Imagine a virus outbreak starting in the Hague (Netherlands) where you might live. It might be a seasonal flu, it might be the Zika virus, it mights be any other virus. How do you predict whether this virus outbreak will start an epidemy covering your whole country or it will be localised? The answer is to run an epidemic simulation of the virus outbreak and play with different scenarios.

Where it all started

It started at the gym when talking to Rory de Vries who is a Taekwondo teacher and has a PhD in virology. Rory is working at the Erasmus MC doing research on vaccins for the influenza virus. With Rory’s feedback we thought of a simulation model that should be more realistic than existing models.

OpenStreetMap

The first thing we did is to download the data from OpenStreetMap. Basically it is a list of nodes, ways and relations. We have downloaded the map of the Netherlands (which is about 1 GB, for the whole world is about 30 GB). Then the list of nodes was decimated to get about 15 million nodes (about the same number as the population in the Netherlands). The assumption is that the node density of the map is the same as the population density, meaning that areas with high population will also have high node density.

Epidemic model

We start with the discretization of the map. For this we define mobility as the average distance that a person travels per day. This is one of the parameters that you can easily modify in the user interface. As an example and default value we took 10 km. The mobility defines the size of the discretization cell: the larger mobility the larger the cell size. The cell size is calculated as a product of the mobility and the time step, which is set by the user.

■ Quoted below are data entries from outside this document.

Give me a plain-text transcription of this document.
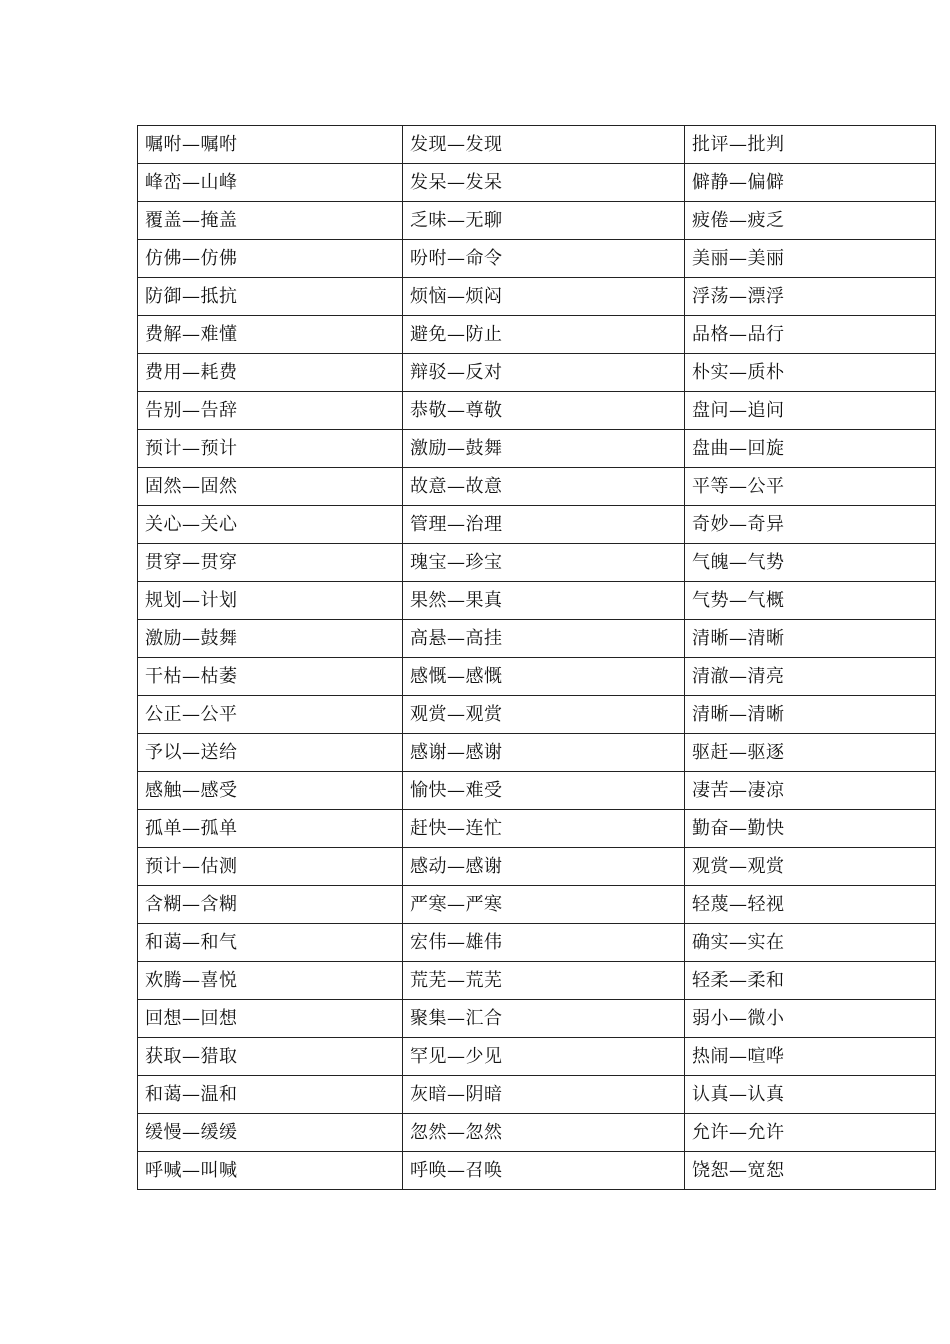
嘱咐—嘱咐	发现—发现	批评—批判
峰峦—山峰	发呆—发呆	僻静—偏僻
覆盖—掩盖	乏味—无聊	疲倦—疲乏
仿佛—仿佛	吩咐—命令	美丽—美丽
防御—抵抗	烦恼—烦闷	浮荡—漂浮
费解—难懂	避免—防止	品格—品行
费用—耗费	辩驳—反对	朴实—质朴
告别—告辞	恭敬—尊敬	盘问—追问
预计—预计	激励—鼓舞	盘曲—回旋
固然—固然	故意—故意	平等—公平
关心—关心	管理—治理	奇妙—奇异
贯穿—贯穿	瑰宝—珍宝	气魄—气势
规划—计划	果然—果真	气势—气概
激励—鼓舞	高悬—高挂	清晰—清晰
干枯—枯萎	感慨—感慨	清澈—清亮
公正—公平	观赏—观赏	清晰—清晰
予以—送给	感谢—感谢	驱赶—驱逐
感触—感受	愉快—难受	凄苦—凄凉
孤单—孤单	赶快—连忙	勤奋—勤快
预计—估测	感动—感谢	观赏—观赏
含糊—含糊	严寒—严寒	轻蔑—轻视
和蔼—和气	宏伟—雄伟	确实—实在
欢腾—喜悦	荒芜—荒芜	轻柔—柔和
回想—回想	聚集—汇合	弱小—微小
获取—猎取	罕见—少见	热闹—喧哗
和蔼—温和	灰暗—阴暗	认真—认真
缓慢—缓缓	忽然—忽然	允许—允许
呼喊—叫喊	呼唤—召唤	饶恕—宽恕
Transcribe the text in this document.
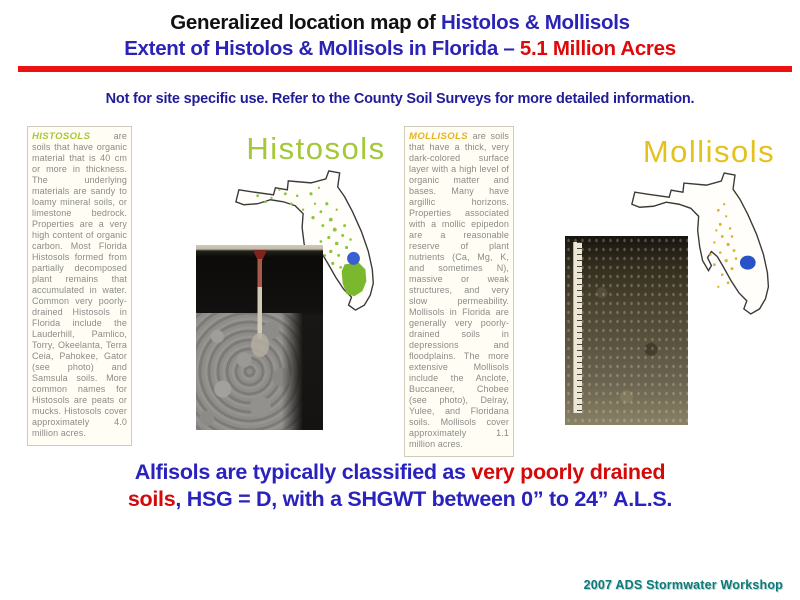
Generalized location map of Histolos & Mollisols
Extent of Histolos & Mollisols in Florida – 5.1 Million Acres
Not for site specific use. Refer to the County Soil Surveys for more detailed information.
HISTOSOLS are soils that have organic material that is 40 cm or more in thickness. The underlying materials are sandy to loamy mineral soils, or limestone bedrock. Properties are a very high content of organic carbon. Most Florida Histosols formed from partially decomposed plant remains that accumulated in water. Common very poorly-drained Histosols in Florida include the Lauderhill, Pamlico, Torry, Okeelanta, Terra Ceia, Pahokee, Gator (see photo) and Samsula soils. More common names for Histosols are peats or mucks. Histosols cover approximately 4.0 million acres.
Histosols	MOLLISOLS are soils that have a thick, very dark-colored surface layer with a high level of organic matter and bases. Many have argillic horizons. Properties associated with a mollic epipedon are a reasonable reserve of plant nutrients (Ca, Mg, K, and sometimes N), massive or weak structures, and very slow permeability. Mollisols in Florida are generally very poorly-drained soils in depressions and floodplains. The more extensive Mollisols include the Anclote, Buccaneer, Chobee (see photo), Delray, Yulee, and Floridana soils. Mollisols cover approximately 1.1 million acres.
Mollisols
Alfisols are typically classified as very poorly drained
soils, HSG = D, with a SHGWT between 0” to 24” A.L.S.
2007 ADS Stormwater Workshop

The next step is to define a contact rate, we denote is C, which means how many contacts on average has a person during infectious time. It is assumed to be constant over the population.

Another parameter is the probability (P) that this person will infect its contacts. For example, in case of the influenza 1 person infects on average 3 other persons. Here we assume a uniform probability function for the population.

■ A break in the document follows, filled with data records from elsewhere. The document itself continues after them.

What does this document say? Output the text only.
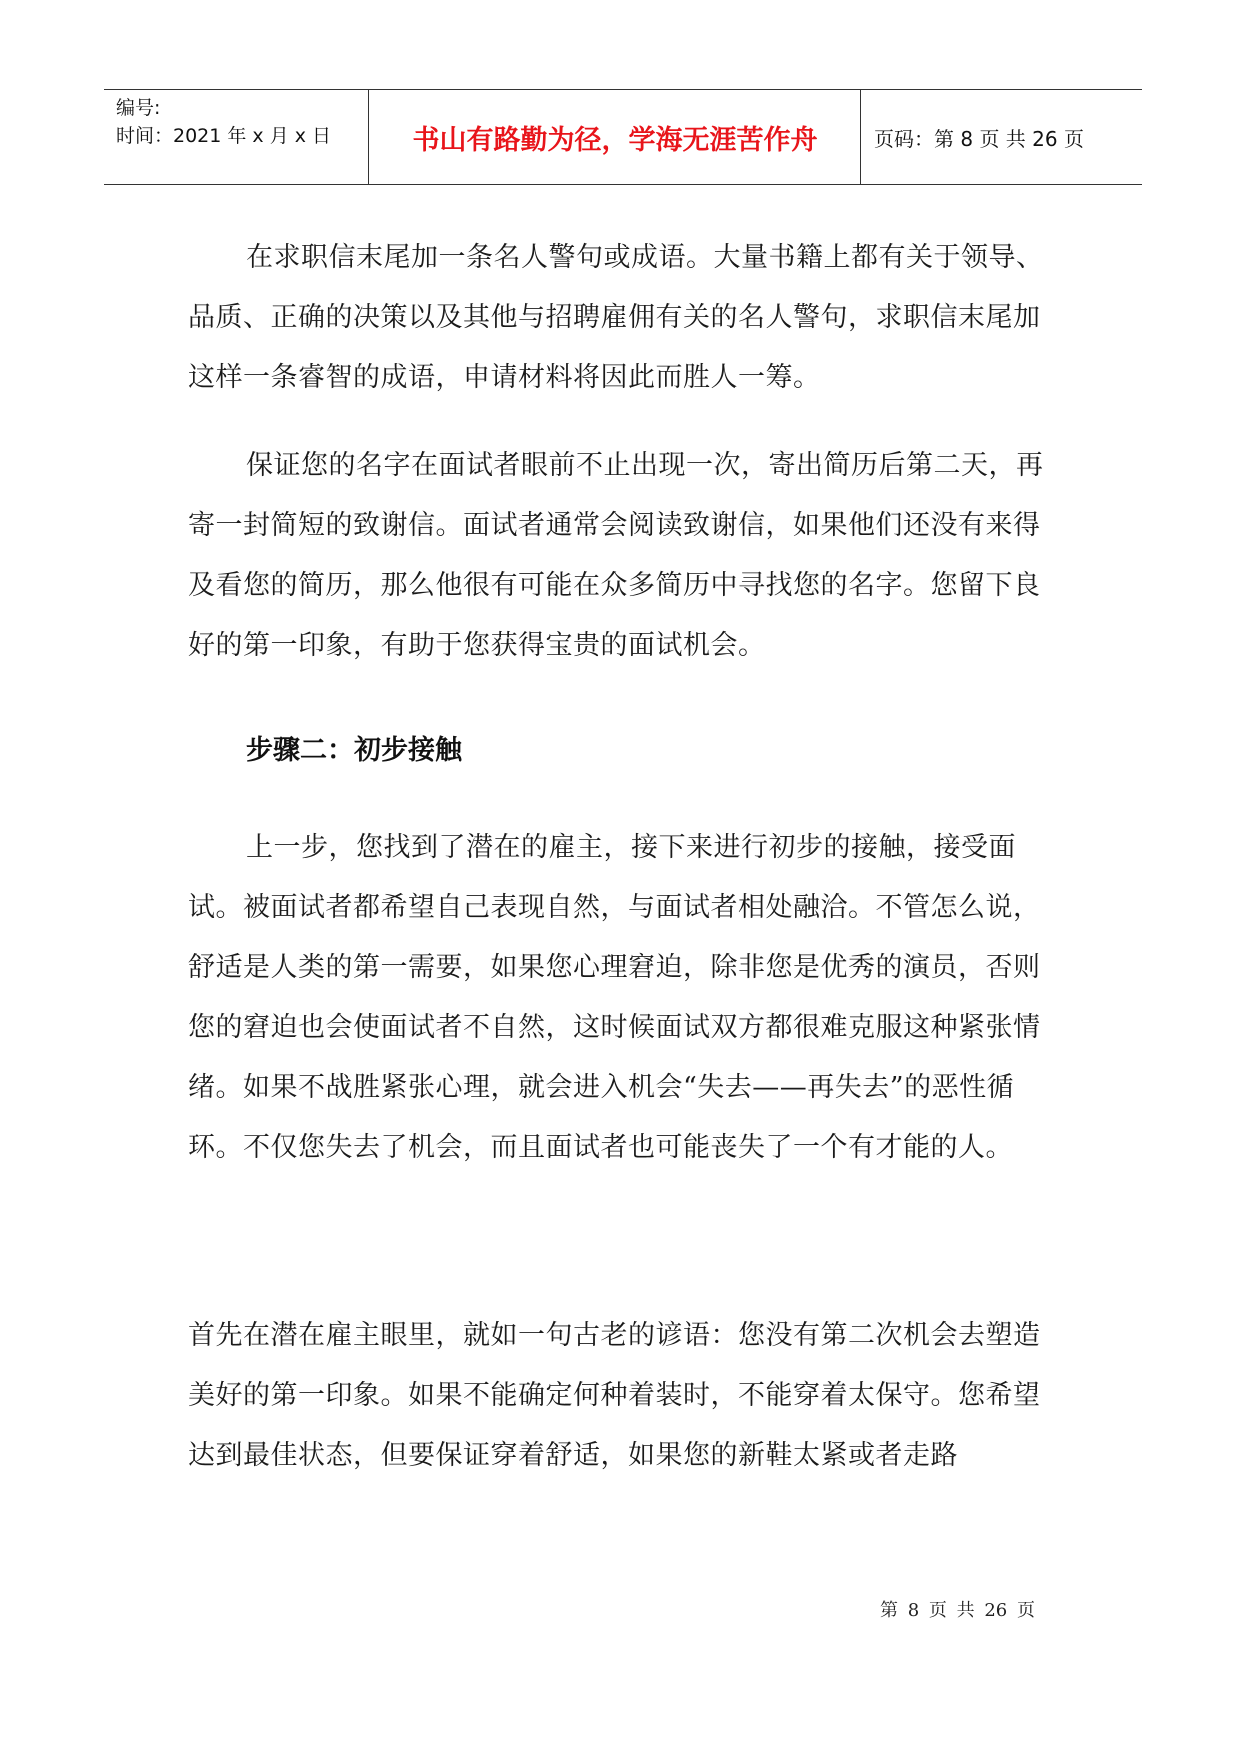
编号:
时间：2021 年 x 月 x 日	书山有路勤为径，学海无涯苦作舟	页码：第 8 页 共 26 页

在求职信末尾加一条名人警句或成语。大量书籍上都有关于领导、品质、正确的决策以及其他与招聘雇佣有关的名人警句，求职信末尾加这样一条睿智的成语，申请材料将因此而胜人一筹。

保证您的名字在面试者眼前不止出现一次，寄出简历后第二天，再寄一封简短的致谢信。面试者通常会阅读致谢信，如果他们还没有来得及看您的简历，那么他很有可能在众多简历中寻找您的名字。您留下良好的第一印象，有助于您获得宝贵的面试机会。

步骤二：初步接触

上一步，您找到了潜在的雇主，接下来进行初步的接触，接受面试。被面试者都希望自己表现自然，与面试者相处融洽。不管怎么说，舒适是人类的第一需要，如果您心理窘迫，除非您是优秀的演员，否则您的窘迫也会使面试者不自然，这时候面试双方都很难克服这种紧张情绪。如果不战胜紧张心理，就会进入机会“失去——再失去”的恶性循环。不仅您失去了机会，而且面试者也可能丧失了一个有才能的人。

首先在潜在雇主眼里，就如一句古老的谚语：您没有第二次机会去塑造美好的第一印象。如果不能确定何种着装时，不能穿着太保守。您希望达到最佳状态，但要保证穿着舒适，如果您的新鞋太紧或者走路

第 8 页 共 26 页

Now that we have defined the global parameters for the epidemic simulation, let us have a look at the infection stages per person. We distinguish the following stages:

  • period before infection
  • infectious period
  • sickness
  • recovery and immunity

Actually we combined some of the infection stages compared to the medical definition (here), for simplicity of the simulation and notations.

Basically, the disease development can be described with the following function  y = e^{-(a \cdot \ time - b)^2} , where a, \ b can be modified for a specific virus and time is expressed in days.

Disease development

 Epidemic Simulation

At the beginning of the epidemic simulation we see a map of the population distribution in the Netherlands (people are represented by white dots).  On the right hand site you see a panel with the simulation time, transparency slider, plot options and global parameters that we described above. The plot options are infection stage (blue colour means infectious period and red colour means recovered people that are immune to the disease) or sickness (front of the spreading of the disease). The disease outbreak starts in the Hague. By clicking on the map we have added another disease source in Groningen.

Summary

The Netherlands is a very densely populated country. Therefore, it is almost impossible to avoid an epidemic. We also have seen it in the movie above. The idea of this post is that we can model almost anything, whether it will reflect the truth, the history will tell us.